However, seeing current events, I was wondering if there's any work of fiction about a dystopian totalitarian - not post-apocalypse--society that established its authority not by fear of the "other", but by the fear of a deadly plague.

Fyraltari
2020-01-23, 11:20 AM
Dystopia are pretty much by nature built on fear of The Other. Anyone and anything that doesn’t fit the society’s criteria for acceptableness is to be feared, shunned or destroyed. If people were free to be whoever they are, it wouldn’t be dystopic to begin with.

JeenLeen
2020-01-23, 11:27 AM
I've seen some media with a mix of post-apocalyptic and totalitarian, in that most of society and infrastructure has been destroyed, but a totalitarian regime has managed to maintain part of it. The totalitarianism usually is stated as protecting people from the plague.

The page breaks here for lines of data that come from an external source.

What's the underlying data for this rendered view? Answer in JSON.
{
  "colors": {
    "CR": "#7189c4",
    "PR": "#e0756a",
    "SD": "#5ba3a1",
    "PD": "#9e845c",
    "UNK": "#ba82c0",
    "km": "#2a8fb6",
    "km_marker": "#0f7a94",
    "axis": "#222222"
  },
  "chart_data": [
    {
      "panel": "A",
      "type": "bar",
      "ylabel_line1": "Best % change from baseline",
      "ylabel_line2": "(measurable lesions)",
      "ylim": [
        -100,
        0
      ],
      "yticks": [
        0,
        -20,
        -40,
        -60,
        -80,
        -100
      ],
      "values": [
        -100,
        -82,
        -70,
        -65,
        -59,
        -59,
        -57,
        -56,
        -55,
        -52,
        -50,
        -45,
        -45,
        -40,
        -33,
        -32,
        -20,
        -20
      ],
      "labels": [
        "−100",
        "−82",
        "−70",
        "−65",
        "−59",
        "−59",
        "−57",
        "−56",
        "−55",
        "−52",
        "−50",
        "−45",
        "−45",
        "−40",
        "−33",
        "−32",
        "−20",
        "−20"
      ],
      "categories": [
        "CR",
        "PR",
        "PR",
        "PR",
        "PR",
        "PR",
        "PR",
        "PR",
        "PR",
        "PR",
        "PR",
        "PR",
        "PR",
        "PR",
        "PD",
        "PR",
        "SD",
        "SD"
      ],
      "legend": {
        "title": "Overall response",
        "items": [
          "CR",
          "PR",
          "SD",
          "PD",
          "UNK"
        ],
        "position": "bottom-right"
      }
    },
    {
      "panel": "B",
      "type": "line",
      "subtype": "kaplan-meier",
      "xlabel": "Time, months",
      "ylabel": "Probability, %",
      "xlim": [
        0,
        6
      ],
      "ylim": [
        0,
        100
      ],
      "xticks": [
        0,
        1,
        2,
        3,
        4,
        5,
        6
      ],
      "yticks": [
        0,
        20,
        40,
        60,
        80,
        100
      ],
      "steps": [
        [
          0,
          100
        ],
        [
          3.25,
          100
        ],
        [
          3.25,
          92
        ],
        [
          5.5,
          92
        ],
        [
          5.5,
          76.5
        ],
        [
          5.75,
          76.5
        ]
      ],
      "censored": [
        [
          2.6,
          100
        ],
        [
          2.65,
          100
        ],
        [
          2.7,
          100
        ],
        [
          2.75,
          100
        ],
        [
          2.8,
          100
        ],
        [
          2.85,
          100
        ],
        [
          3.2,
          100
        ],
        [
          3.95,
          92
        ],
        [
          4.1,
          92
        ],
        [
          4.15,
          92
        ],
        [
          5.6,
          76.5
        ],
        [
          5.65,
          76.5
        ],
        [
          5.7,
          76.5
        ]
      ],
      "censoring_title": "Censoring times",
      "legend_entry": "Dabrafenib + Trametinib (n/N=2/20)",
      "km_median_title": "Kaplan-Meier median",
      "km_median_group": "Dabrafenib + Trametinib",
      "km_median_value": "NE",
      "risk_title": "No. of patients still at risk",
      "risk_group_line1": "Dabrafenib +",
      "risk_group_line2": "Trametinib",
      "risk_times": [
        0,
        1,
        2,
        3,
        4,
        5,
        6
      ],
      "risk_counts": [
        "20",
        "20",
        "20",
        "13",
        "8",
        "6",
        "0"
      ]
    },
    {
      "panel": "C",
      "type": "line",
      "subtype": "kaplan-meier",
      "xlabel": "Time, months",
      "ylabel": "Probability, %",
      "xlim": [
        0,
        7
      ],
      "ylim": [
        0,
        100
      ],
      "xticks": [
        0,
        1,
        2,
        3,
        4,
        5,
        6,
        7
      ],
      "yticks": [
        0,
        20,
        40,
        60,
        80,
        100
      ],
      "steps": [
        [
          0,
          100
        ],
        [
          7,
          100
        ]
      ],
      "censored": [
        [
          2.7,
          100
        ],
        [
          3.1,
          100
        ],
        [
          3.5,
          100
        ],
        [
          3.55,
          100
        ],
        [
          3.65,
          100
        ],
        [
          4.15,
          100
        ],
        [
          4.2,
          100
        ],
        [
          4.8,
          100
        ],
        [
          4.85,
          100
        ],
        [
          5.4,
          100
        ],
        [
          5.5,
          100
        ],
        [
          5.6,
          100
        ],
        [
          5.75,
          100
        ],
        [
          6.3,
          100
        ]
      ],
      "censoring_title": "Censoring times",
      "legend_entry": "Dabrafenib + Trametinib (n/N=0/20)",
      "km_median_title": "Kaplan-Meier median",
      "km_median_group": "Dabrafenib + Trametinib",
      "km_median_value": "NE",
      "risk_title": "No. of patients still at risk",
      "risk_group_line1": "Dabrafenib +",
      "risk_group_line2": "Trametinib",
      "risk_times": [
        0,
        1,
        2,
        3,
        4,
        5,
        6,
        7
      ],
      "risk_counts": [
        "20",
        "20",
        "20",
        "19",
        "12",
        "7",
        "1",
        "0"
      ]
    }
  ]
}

I admit most of this media have been zombie things. The government in Last of Us (video game) seems like this. And maybe the regime in... whatever that sorta-romance movie where the zombie falls in love and becomes human again?
But I could see, if one were writing a book or creating an RPG setting, pulling ideas and setting aspects from that and replacing "zombie" with "plague".

The bad guy in Steven King's The Stand sort of has a totalitarian government. I guess most of his cronies are allowed to do what they want as long as it pleases him, but they still got to do what he says. But his isn't really set against the plague itself.